I do believe that videogames are art forms because while their primary objective might be to present a game, a challenge, etc, they end up, intentionally or not, giving experiences, visions, and emotions to those playing them. But, to evolve as a medium, we should put in our heads that our medium should not always be about a game, but, well, everything that an art form that has music, graphics, and interaction, can present. Unfortunately, we do not have any other directly, physically interactive artforms to compare, so it might be hard to make a videogame that is not a game, and only produced for the sake of art.

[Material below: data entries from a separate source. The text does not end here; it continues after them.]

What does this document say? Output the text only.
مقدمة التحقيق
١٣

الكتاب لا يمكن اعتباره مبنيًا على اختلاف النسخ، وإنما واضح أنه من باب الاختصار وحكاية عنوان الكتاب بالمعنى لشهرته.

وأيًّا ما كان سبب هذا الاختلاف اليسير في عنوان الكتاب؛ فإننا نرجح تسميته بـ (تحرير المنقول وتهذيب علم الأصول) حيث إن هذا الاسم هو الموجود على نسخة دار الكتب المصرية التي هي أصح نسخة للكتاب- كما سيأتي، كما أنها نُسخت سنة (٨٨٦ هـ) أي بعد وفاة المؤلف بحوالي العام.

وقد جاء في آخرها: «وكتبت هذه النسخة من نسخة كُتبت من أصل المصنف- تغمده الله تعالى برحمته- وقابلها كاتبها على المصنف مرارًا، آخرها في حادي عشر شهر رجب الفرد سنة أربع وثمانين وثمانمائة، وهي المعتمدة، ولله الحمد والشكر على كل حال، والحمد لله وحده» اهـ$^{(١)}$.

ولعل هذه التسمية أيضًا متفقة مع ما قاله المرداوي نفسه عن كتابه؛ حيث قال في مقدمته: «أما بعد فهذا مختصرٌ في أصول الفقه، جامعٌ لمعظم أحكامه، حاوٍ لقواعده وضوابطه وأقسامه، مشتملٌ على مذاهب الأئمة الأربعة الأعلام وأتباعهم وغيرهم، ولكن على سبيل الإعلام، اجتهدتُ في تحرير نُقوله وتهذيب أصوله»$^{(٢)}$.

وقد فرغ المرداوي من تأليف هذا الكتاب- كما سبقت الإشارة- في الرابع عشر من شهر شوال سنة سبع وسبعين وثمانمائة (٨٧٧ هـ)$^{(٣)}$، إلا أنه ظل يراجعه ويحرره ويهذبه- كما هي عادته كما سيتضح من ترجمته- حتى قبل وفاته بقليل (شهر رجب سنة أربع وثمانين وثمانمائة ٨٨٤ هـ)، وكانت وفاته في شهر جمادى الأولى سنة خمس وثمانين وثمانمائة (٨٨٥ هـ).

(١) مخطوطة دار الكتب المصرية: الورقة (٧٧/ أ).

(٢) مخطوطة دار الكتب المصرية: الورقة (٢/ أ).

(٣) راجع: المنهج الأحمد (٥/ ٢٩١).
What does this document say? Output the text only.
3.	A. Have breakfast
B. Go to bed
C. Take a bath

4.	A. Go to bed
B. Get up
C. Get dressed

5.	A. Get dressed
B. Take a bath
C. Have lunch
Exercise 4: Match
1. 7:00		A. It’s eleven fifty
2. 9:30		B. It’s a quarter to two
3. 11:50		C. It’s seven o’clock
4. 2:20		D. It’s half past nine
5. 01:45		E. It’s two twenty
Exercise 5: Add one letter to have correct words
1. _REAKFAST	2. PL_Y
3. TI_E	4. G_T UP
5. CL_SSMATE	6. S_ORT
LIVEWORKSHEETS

Art really is hard to define, not sure if my definition is completely correct and free of holes, because, for instance, yelling, in my definition, can be considered as art. Yelling can be made just to give to someone an experience, and it does provoke emotions on the audience, such as fear, surprise, or even laughter.


Art is often wrongly associated with quality, so just saying that if we are going to have a debate on this, keep this in mind. The more "artistic" something is, does not mean the more "refined" and "less shitty" it is.